Aquela menina foi contratada temporariamente para dar uma força naquela semana, ela não era garçonete, não teve treinamento para isso (nem tinha uniforme do hotel!). Ela foi "jogada" ali com a instrução "pegue os pedidos dos clientes, leva para a cozinha e depois entregue os pratos que eles pediram".

(eu já trabalhei com isso e posso dizer que é bem mais complexo do que muitos imaginam)

Quando eu descrevi o processo da "Coca Cola com limão e gelo", o rosto dela se iluminou! Ela nem percebeu que eu estava pronta para cometer um assassinato (o dela, no caso).

E é isso que a gente (do RH) tem que lidar: com toda a sorte de pessoas, em todos os tipos de situações. E são pessoas como aquela garota de 18 anos que muitas vezes a gente se depara: sem instrução formal, sem orientação, sem histórico de experimentação, sem alguém que a instigasse a ir além... teve pouco ou quase nada para alimentar sua massa cinzenta.

Assim como tantos outros, aquela moça aprendeu a ler, escrever, fazer as 4 operações matemáticas básicas e foi jogada para o mercado de trabalho para ser mão de obra barata... E vamos ser sinceros aqui: hoje, quem tem diploma universitário já cai nesse moedor de carne chamado "mercado de trabalho" pra ganhar uns 2 salários mínimos... que dirá quem mal completou o Ensino Médio (ainda mais agora, com esse desastre no "Novo" Ensino Médio...)
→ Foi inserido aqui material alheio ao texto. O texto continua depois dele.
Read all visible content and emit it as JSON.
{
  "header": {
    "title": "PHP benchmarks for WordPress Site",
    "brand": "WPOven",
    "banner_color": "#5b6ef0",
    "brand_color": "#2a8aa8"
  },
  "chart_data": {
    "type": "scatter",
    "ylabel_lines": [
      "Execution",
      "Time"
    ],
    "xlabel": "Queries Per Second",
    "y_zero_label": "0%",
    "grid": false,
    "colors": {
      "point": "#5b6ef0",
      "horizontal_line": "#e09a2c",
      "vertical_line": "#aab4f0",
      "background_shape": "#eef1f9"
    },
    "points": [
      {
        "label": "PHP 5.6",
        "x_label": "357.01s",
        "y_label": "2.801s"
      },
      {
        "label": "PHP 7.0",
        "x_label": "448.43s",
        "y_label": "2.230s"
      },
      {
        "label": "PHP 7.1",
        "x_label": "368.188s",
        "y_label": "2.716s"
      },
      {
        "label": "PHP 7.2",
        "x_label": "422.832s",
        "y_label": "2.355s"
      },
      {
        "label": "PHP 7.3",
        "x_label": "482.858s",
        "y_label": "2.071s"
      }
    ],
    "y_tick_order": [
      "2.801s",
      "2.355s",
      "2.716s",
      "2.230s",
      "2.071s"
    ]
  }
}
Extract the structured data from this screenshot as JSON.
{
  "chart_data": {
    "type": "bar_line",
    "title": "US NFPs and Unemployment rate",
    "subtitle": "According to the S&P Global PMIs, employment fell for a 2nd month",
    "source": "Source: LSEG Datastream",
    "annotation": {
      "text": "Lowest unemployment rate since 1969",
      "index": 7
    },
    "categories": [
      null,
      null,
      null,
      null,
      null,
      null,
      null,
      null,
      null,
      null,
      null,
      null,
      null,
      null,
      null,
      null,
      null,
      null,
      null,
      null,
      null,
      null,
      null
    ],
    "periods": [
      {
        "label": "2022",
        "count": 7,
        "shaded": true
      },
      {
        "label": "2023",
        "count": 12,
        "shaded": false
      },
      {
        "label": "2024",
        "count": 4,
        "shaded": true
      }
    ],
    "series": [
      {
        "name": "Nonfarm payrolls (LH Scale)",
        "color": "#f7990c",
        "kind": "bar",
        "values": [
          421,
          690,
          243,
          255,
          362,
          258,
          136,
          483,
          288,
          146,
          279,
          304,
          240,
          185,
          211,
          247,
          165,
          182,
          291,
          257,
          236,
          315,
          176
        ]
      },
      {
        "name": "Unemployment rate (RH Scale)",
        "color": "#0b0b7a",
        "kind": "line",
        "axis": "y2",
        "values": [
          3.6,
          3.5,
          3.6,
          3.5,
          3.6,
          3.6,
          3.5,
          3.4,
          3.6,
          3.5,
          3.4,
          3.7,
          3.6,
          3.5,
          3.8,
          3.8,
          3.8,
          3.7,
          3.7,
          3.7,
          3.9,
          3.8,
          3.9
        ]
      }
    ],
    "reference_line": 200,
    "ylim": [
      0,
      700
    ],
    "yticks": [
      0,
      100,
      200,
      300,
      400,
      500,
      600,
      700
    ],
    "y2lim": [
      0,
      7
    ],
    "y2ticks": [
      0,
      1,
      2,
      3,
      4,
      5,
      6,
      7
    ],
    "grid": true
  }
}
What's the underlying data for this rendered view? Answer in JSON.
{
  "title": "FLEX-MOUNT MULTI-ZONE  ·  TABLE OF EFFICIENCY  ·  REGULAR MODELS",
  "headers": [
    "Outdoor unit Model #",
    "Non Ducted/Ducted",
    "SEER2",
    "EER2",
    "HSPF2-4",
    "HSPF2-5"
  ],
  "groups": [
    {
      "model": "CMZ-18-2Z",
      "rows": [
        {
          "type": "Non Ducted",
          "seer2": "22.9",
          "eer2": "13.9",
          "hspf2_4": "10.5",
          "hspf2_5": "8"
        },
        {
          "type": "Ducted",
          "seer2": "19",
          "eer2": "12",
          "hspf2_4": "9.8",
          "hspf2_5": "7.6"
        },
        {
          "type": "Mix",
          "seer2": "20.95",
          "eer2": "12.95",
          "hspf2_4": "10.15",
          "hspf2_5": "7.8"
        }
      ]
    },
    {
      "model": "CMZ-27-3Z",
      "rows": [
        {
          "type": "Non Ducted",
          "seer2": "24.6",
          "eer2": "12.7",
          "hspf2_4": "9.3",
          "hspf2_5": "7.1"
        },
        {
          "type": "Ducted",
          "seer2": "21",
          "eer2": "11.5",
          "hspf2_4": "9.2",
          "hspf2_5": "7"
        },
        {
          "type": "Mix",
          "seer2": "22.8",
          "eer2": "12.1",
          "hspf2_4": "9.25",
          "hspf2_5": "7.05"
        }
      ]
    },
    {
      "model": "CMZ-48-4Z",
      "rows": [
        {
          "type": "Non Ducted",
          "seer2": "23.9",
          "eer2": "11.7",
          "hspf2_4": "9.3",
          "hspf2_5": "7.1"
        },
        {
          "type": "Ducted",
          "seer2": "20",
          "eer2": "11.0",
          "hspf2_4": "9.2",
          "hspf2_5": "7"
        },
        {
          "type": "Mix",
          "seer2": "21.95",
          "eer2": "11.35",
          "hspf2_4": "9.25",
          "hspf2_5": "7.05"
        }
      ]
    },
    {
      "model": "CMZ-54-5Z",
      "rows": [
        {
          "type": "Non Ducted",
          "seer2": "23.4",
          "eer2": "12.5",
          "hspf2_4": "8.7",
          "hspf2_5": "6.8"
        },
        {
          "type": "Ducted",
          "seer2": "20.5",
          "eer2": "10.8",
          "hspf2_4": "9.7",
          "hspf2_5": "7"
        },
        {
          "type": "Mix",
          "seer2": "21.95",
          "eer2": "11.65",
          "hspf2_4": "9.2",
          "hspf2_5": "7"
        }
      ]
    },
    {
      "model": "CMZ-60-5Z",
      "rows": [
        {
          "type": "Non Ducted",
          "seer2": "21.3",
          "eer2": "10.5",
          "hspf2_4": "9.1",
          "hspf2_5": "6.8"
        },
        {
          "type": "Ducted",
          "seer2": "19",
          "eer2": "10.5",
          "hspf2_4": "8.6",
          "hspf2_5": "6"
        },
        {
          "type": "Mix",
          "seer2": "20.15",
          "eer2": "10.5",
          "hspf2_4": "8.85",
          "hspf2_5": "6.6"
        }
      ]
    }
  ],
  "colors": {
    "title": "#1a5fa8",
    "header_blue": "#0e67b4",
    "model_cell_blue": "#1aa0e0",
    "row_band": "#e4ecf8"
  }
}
Vai ter gente que vai ler essa história e vai falar: "nossa, você foi bem escr0t@ com essa menina, heim?". E sim: eu fui. Infelizmente fui um serumaninho mega arrogante no passado e não dá para negar isso - mas dá para assumir o erro e mudar, que é o quevenho fazendo desde então.

Só que o fato permanece: quando o assunto é GENTE, temos que tirar leite de pedra muitas vezes... Nem sempre temos a sorte de acharmos profissionais com formações e/ou experiências impecáveis. Boa parte do tempo temos que trabalhar com o que tem. E daí temos que ser diretos, objetivos, falarmos a verdade, orientar o que pode e o que não pode fazer, ver se está fazendo certo ou errado, treinar, conferir, conversar, ensinar o chefe a liderar equipe, tomar um café junto com a pessoa, puxar a orelha quando necessário, elogiar quando necessário, brigar com o chefe em prol da pessoa quando necessário, tirar as dúvidas, treinar de novo, falar a verdade sempre, orientar, orientar, orientar...

Se, por um acaso, você tiver um coleguinha que for do tipo que acha que mora num planeta onde esse tipo de situação é uma fanfic, mande esse texto para essa pessoa. É possível que lla continuará achando que mora num mundo onde os adultos são seres "essencialmente racionais, sensatos e interessados no bem comum e na busca pelo conhecimento".

Contudo, meu caro e minha cara, nós três sabemos que esse mundo não existe.